I. La caractérisation de l’état de cessation des paiements
Le tribunal a fondé sa décision sur l’impossibilité pour la société de faire face à son passif exigible. Il résulte des pièces produites que « la débitrice se trouve dans l’impossibilité de faire face à son passif exigible avec son actif disponible » (Motifs, alinéa 3). Cette constatation factuelle, non contestée par l’absence du débiteur, établit la condition essentielle de l’article L 631-1 du Code de commerce. La valeur de ce motif est de rappeler que le juge doit vérifier concrètement la situation financière. La portée de cette solution est de permettre une ouverture rapide de la procédure collective.
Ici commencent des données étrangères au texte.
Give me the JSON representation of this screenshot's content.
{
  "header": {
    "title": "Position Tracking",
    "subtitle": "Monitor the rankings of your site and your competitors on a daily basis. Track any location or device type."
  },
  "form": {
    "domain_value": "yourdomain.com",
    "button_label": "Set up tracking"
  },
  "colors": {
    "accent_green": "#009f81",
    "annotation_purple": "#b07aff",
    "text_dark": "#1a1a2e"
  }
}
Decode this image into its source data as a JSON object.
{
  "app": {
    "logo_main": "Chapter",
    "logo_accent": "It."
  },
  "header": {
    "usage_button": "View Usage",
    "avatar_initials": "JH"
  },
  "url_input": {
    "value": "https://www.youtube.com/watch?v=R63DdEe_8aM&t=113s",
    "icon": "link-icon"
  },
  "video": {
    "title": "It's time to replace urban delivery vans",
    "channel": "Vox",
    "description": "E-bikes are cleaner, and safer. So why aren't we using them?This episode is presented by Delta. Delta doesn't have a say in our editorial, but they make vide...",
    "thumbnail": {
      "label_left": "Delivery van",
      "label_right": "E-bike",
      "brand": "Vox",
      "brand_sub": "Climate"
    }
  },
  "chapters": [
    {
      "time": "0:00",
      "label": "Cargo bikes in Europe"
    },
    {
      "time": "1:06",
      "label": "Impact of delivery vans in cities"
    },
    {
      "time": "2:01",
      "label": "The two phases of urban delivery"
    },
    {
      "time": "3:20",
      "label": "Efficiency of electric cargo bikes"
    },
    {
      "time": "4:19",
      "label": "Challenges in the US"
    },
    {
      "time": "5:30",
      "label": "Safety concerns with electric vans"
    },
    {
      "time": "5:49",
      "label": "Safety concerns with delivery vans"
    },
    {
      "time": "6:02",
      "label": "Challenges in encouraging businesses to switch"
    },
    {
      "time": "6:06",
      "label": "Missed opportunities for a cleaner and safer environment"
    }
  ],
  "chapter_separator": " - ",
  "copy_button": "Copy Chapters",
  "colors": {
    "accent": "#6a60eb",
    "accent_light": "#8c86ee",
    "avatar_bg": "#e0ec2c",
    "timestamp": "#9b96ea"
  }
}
II. Les conséquences procédurales et la désignation des organes
Le jugement organise la suite de la procédure en désignant plusieurs acteurs judiciaires pour encadrer la période d’observation. Un juge commissaire et un mandataire judiciaire sont nommés pour assurer le suivi de la société débitrice. La date de cessation des paiements est fixée provisoirement au 20 février 2025, soit près d’un an avant le jugement. Cette fixation permet de déterminer la période suspecte et les actions possibles en nullité. La portée de ces désignations est de garantir la transparence et la régularité de la procédure collective.